救急医療のお話

 最近、特に医療関係で、新聞・テレビ等メディアを賑わせていることがらに、お産の診療体制や救急医療の問題があります。今回は、現在の社会状況も鑑み、救急医療のお話しを取り上げさせていただきます。
 当院は、愛知県より、周産期母子医療センターの指定や四肢再接着、脳卒中、心筋梗塞等の救急センター病院として指定されており、救急センター(通称海南ER)では多くの患者さんの受け入れを行っております。地域の皆様が安心して日々を送るために、やはり救急医療はかかせません。長年にわたり、力を注いでまいりましたし、集中治療部、救急部の充実により確実に成果をあげておりますが、地域の医療提供体制の事情により、患者さんの集中がおこり、ベッドの空きがなく、やむなく受け入れができない場合が生じていることも事実であります。地域医療に携わる責任者として誠に申し訳なく思うと同時に、今後のあり方に関し、現在、関係諸団体と協議を重ねており、早急に課題解決に努力いたしたいと考えております。

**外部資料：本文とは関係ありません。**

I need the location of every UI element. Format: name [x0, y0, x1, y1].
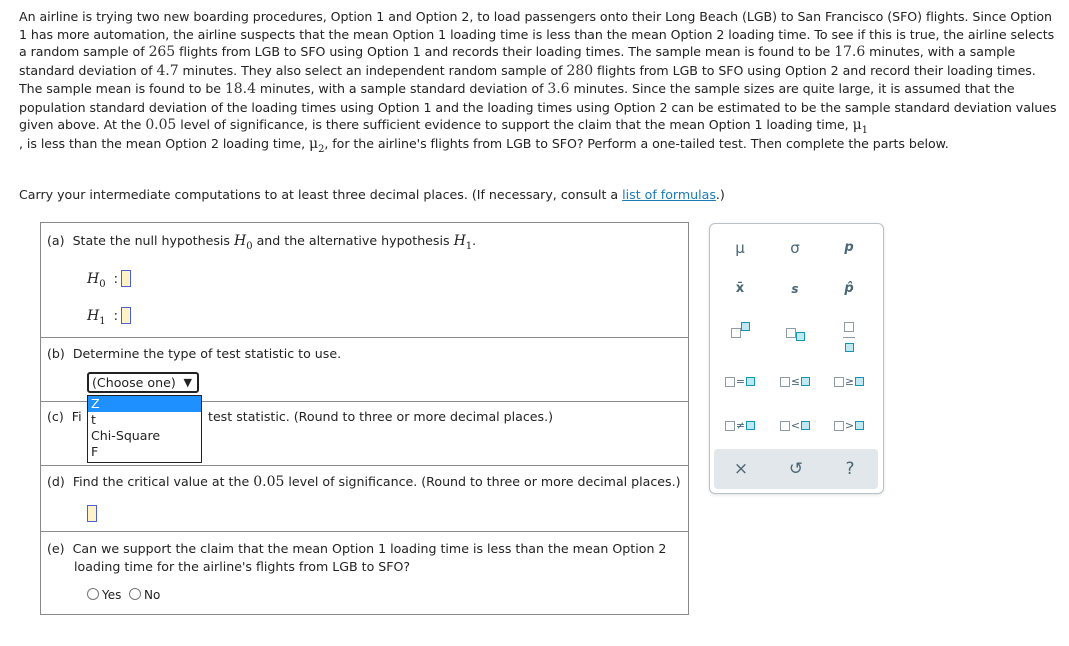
problem-text: flights from LGB to SFO using Option 1 a…	[175, 44, 835, 59]
h0-label: H0	[87, 270, 106, 290]
part-a: (a) State the null hypothesis H0 and the…	[41, 223, 688, 337]
superscript-button[interactable]	[715, 317, 765, 347]
part-c-label: (c)	[47, 409, 64, 424]
instructions: Carry your intermediate computations to …	[19, 187, 725, 202]
less-than-button[interactable]: <	[770, 410, 820, 440]
s-button[interactable]: s	[770, 274, 820, 304]
h1-symbol: H1	[453, 233, 473, 252]
radio-yes[interactable]: Yes	[87, 588, 121, 602]
problem-text: , is less than the mean Option 2 loading…	[19, 135, 310, 151]
equals-button[interactable]: =	[715, 366, 765, 396]
option-f[interactable]: F	[88, 444, 201, 460]
sigma-button[interactable]: σ	[770, 233, 820, 263]
base-box-icon	[730, 327, 741, 338]
part-d-text: Find the critical value at the	[72, 474, 254, 489]
yes-no-radio-group: Yes No	[87, 588, 160, 602]
problem-text: minutes. They also select an independent…	[178, 62, 567, 78]
subscript-box-icon	[795, 332, 805, 341]
n2-value: 280	[566, 62, 594, 79]
mu-button[interactable]: μ	[715, 233, 765, 263]
sd2-value: 3.6	[547, 81, 570, 97]
palette-footer: × ↺ ?	[714, 449, 878, 489]
part-c-text-end: test statistic. (Round to three or more …	[208, 409, 554, 424]
exponent-box-icon	[740, 322, 750, 331]
part-a-label: (a)	[47, 233, 65, 248]
alt-hypothesis-input[interactable]	[120, 307, 131, 324]
numerator-box-icon	[844, 321, 854, 332]
critical-value-input[interactable]	[87, 505, 97, 522]
null-hypothesis-row: H0:	[87, 270, 131, 290]
question-box: (a) State the null hypothesis H0 and the…	[40, 222, 689, 615]
h0-symbol: H0	[233, 233, 253, 252]
part-d-prompt: (d) Find the critical value at the 0.05 …	[47, 474, 681, 490]
fraction-button[interactable]	[824, 317, 874, 352]
formulas-link[interactable]: list of formulas	[622, 187, 716, 202]
math-palette: μ σ p x̄ s p̂ = ≤ ≥ ≠ < > × ↺ ?	[709, 223, 884, 494]
test-statistic-select[interactable]: (Choose one) ▼	[87, 372, 199, 393]
less-equal-button[interactable]: ≤	[770, 366, 820, 396]
part-d-alpha: 0.05	[253, 474, 285, 490]
h1-label: H1	[87, 307, 106, 327]
clear-icon[interactable]: ×	[716, 454, 766, 484]
subscript-button[interactable]	[770, 317, 820, 347]
part-a-prompt: (a) State the null hypothesis H0 and the…	[47, 233, 477, 252]
test-statistic-dropdown: Z t Chi-Square F	[87, 395, 202, 463]
option-t[interactable]: t	[88, 412, 201, 428]
radio-yes-label: Yes	[102, 588, 122, 602]
part-e-prompt: (e) Can we support the claim that the me…	[47, 540, 666, 576]
sd1-value: 4.7	[156, 62, 179, 79]
option-chi-square[interactable]: Chi-Square	[88, 428, 201, 444]
x-bar-button[interactable]: x̄	[715, 274, 765, 304]
part-e-text-line1: Can we support the claim that the mean O…	[72, 541, 667, 556]
part-c-prompt: (c) Fi test statistic. (Round to three o…	[47, 409, 553, 424]
part-e-label: (e)	[47, 541, 65, 556]
dropdown-arrow-icon: ▼	[183, 376, 192, 389]
part-c-text-start: Fi	[71, 409, 82, 424]
denominator-box-icon	[844, 342, 854, 352]
part-d: (d) Find the critical value at the 0.05 …	[41, 465, 688, 532]
problem-text: level of significance, is there sufficie…	[176, 117, 853, 132]
undo-icon[interactable]: ↺	[771, 454, 821, 484]
radio-yes-circle[interactable]	[87, 588, 99, 600]
n1-value: 265	[148, 44, 176, 60]
fraction-bar-icon	[843, 336, 855, 338]
base-box-icon	[785, 327, 796, 338]
part-e: (e) Can we support the claim that the me…	[41, 531, 688, 615]
part-d-text-end: level of significance. (Round to three o…	[284, 474, 681, 489]
help-icon[interactable]: ?	[825, 454, 875, 484]
greater-equal-button[interactable]: ≥	[824, 366, 874, 396]
instructions-text-end: .)	[715, 187, 725, 202]
p-button[interactable]: p	[824, 233, 874, 263]
not-equal-button[interactable]: ≠	[715, 410, 765, 440]
part-e-text-line2: loading time for the airline's flights f…	[74, 559, 411, 574]
radio-no[interactable]: No	[129, 588, 160, 602]
option-z[interactable]: Z	[88, 396, 201, 412]
problem-statement: An airline is trying two new boarding pr…	[19, 8, 1059, 154]
part-a-text: State the null hypothesis	[72, 233, 234, 248]
part-b-text: Determine the type of test statistic to …	[72, 346, 342, 361]
problem-text: , for the airline's flights from LGB to …	[324, 135, 949, 151]
mu2-symbol: μ	[309, 135, 319, 152]
mean1-value: 17.6	[834, 44, 866, 60]
part-a-text: and the alternative hypothesis	[252, 233, 454, 248]
null-hypothesis-input[interactable]	[120, 270, 131, 287]
greater-than-button[interactable]: >	[824, 410, 874, 440]
mu1-symbol: μ	[852, 117, 862, 133]
part-d-label: (d)	[47, 474, 65, 489]
part-a-period: .	[472, 233, 477, 248]
radio-no-circle[interactable]	[129, 588, 142, 600]
mean2-value: 18.4	[224, 81, 256, 97]
select-value: (Choose one)	[92, 375, 176, 390]
instructions-text: Carry your intermediate computations to …	[19, 187, 623, 202]
mu1-subscript: 1	[861, 125, 868, 136]
part-b-prompt: (b) Determine the type of test statistic…	[47, 346, 341, 361]
alt-hypothesis-row: H1:	[87, 307, 131, 327]
part-b-label: (b)	[47, 346, 65, 361]
p-hat-button[interactable]: p̂	[824, 274, 874, 304]
alpha-value: 0.05	[145, 117, 177, 133]
problem-text: minutes, with a sample standard deviatio…	[255, 81, 548, 96]
radio-no-label: No	[144, 588, 161, 602]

 海南病院では、19年度約30,000人の救急患者さんを受け入れ、救急車に関しては約5,600台の受け入れをしてまいりました。平均しますと、おおよそ1日に82名の救急患者さん、15台の救急車を受け入れている計算となります。さらに、救急要請は、年々数の増加傾向をみておりまして、救急隊や行政、医師会のかかりつけ医の先生方とのより緊密な連携体制がさらに必要になってきているかと思います。
 そのような中、いかに上手に救急にかかるか・・・ということとして、津島保健所の広報にも掲載されるかと思いますが、
 1.かかりつけ医への相談
 2.愛知県救急医療情報センター(24時間365日体制で、受診可能な医療機関の電話案内を行ってくれています:рO52−263−1133)
 3.愛知県救急医療情報システム(インターネットで受診可能な医療機関を検索できます:ホームページアドレス http://www.qq.pref.aichi.jp/)
 4.愛知県小児救急電話相談(愛知県では県医師会に委託し、土曜日と休日の夜間、午後7時から午後11時までに救急電話相談を行ってくれています:п@#8000)等の、各種相談窓口もご利用いただき、安心、安全な地域医療を考えていただければと思います。
 海南病院が地域において担うべき役割はますます多くなっておりますが、皆様のご意見、地域ニーズをしっかりと受け止め、今後も努力してまいります。